08.03.2014
Karl Martin
Erschienen in: Leipzigs Neue (Projekt Linke Zeitung e.V.,, Leipzig, Sachsen)

»Alle Völker, die Gesittung hatten, haben die Frauen geachtet«

Leipzig

Diesen charmanten Gedanken formulierte Jean-Jacques Rousseau in seinem Erziehungsroman »Emile« 1762. Das war schön gesagt. Doch 250 Jahre später genügt es den Schutzbefohlenen nicht mehr, dass Kavaliere zu ihrer Linken gehen und mit dem Degen ihre Ehre beschützen.
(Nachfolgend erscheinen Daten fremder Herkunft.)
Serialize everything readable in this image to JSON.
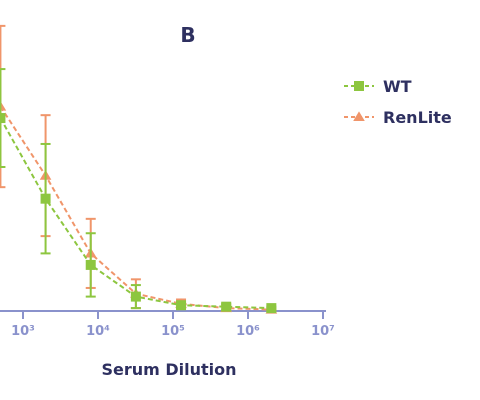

Heute ist der 8. März, und das schöne Geschlecht verlangt nicht nur Achtung, sondern Selbstbestimmung und Teilhabe. So sollte es sein. Doch ein Blick auf die Gegenwart zeigt, wie es um darum hierzulande und heutzutage steht.
Die Diskussion um die »Pille danach« offenbart sittlich-moralische Entrüstung. Der Präsident der Bundesärztekammer, Frank Ulrich Montgomery, verteidigt die Rezeptpflicht: »Wir möchten den großen Vorteil des deutschen Gesundheitssystems bewahren, dass man in einem Gespräch mit einem Arzt eine kompetente Beratung bekommt, wie der Gebrauch des Medikaments in Zukunft verhindert werden kann.« Zeigt sich da der Schalk oder weiß eine Frau, die die »Pille danach« braucht, nicht »davor«, wie sie »den Gebrauch des Medikaments verhindert kann«? Kathrin Vogler, arzneipolitische Sprecherin der Linken, kommentiert: »Offensichtlich geht es hier nicht um medizinische und pharmakologische Information, sondern um Zwangsberatung mit pädagogischem Anspruch und erhobenem Zeigefinger. Das ist schlicht paternalistisch und richtet sich gegen die Selbstbestimmung der Frau.«
Auch der Vergleich des gesundheitspolitischen CDU-Sprechers, Jens Spahn, die »Pille danach« sei kein »smartie«, ist so wahr wie dümmlich. Gleiches gilt für Zigaretten, Alkohol, die flächendeckend beworben werden und frei verkäuflich sind, oder Drogen, wie crystel maths. Dass deren Missbrauch, wie auch manch ungewollte Schwangerschaft, soziale Ursachen besitzt und ihre Auswirkungen verschärft, ist das eine. Was Jens Spahn hier nahelegt, bedeutet, die Mittel zu verbieten, die oft wenigstens die schlimmsten Symptome sozialer Ausgrenzung mildern.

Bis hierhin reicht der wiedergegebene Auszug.